Eu morava sozinho na época, com uma empregada, e por sorte eu estava no fechamento, aqueles fechamentos horrorosos da Veja, que terminavam às quatro, cinco da manhã. Aí, toca o meu telefone. Eu já sabia que o Vlado tinha sido procurado na TV Cultura e que tinham feito um acerto para que ele se apresentasse na manhã seguinte, 25 de outubro, no sábado. E àquela época já tinham sido presos todos os meus amigos, quer dizer, o [Paulo] Markun, o George Duque Estrada, o Anthony de Christo, o Rodolfo Konder, enfim, todos jornalistas que efetivamente formavam uma basesinha do Partido [Comunista]. Nós nos limitávamos a receber a Voz Operária, conversar um pouco e tocar a vida; era uma coisa pouco mais que nominal. E na sexta-feira de madrugada, estou lá trabalhando, a empregada me liga e diz: ‘Olha, vieram umas pessoas aqui, disseram que acharam seus documentos, perguntaram pelo senhor, vieram entregar os documentos que o senhor perdeu’. Falei: ‘Tudo bem, faz uma coisa: você é de Minas, né? Então vai embora, vai ver sua família, tira uma semana de folga e vai embora amanhã’. E voltei para casa acompanhado, mas só para trocar de roupa. [Morava] na rua Ministro Rocha Azevedo, numa vila entre a Oscar Freire e a Lorena, do lado esquerdo de quem sobe. E não fiquei lá: peguei minhas coisas e fui para a casa de um amigo. Me lembro que no meio da noite, de sábado para domingo, eu estava com tranqüilizantes, mas sabia que era de madrugada, eu ouvi tocarem a campainha, gente chegando. Pensei: ‘Pô, me acharam aqui, dane-se’. Eu sei que apaguei na hora. De manhã, quando eu acordo, tem meu amigo lá, é um publicitário, ele olha para mim: ‘Weis, você vai ter que ser muito forte agora. Mataram o Vlado’.

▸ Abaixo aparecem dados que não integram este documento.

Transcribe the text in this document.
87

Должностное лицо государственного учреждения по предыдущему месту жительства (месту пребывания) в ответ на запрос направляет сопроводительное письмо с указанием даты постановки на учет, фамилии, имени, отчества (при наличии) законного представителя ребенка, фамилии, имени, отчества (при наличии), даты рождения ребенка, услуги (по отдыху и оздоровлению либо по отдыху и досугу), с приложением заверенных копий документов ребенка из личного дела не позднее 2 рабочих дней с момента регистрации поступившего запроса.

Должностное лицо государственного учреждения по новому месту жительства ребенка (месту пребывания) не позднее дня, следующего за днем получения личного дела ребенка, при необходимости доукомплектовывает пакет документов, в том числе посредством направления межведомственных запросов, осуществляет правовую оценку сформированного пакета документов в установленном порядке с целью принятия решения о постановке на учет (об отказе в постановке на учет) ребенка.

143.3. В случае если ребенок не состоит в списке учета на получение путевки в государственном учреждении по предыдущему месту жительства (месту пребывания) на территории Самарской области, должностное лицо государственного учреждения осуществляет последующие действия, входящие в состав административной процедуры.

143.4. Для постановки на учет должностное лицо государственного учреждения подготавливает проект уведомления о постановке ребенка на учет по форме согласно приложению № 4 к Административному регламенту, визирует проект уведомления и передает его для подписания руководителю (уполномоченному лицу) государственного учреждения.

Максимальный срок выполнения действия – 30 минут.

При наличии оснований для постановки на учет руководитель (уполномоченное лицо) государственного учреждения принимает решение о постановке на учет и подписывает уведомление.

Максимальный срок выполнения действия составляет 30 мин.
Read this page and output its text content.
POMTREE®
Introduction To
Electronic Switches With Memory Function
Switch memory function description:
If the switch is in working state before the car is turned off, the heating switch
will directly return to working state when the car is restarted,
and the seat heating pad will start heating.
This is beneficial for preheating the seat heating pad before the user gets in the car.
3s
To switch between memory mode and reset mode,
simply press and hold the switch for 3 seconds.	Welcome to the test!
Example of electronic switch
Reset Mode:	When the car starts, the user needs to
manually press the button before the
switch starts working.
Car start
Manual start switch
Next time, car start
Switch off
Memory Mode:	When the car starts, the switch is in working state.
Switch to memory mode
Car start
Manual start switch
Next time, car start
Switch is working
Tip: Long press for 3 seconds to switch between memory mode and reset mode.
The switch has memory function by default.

Aquele barulho todo de madrugada era gente que tinha vindo contar. Bom, a partir daí, então, mais um motivo para eu continuar fora de circulação. Eu acho desnecessário falar das emoções, é um tanto quanto óbvio, não é? Como é que você fica? Você fica aterrorizado pelo que possa acontecer contigo. Você fica querendo comer o fígado de todo mundo, lógico, uns filhos da puta. E evidentemente você pensa no teu melhor amigo, no Ivo, no André, na Clarice que foi tua colega de classe e a quem você apresentou para o Vlado. É um impacto, é o dia mais trágico da minha vida, nada que se compara.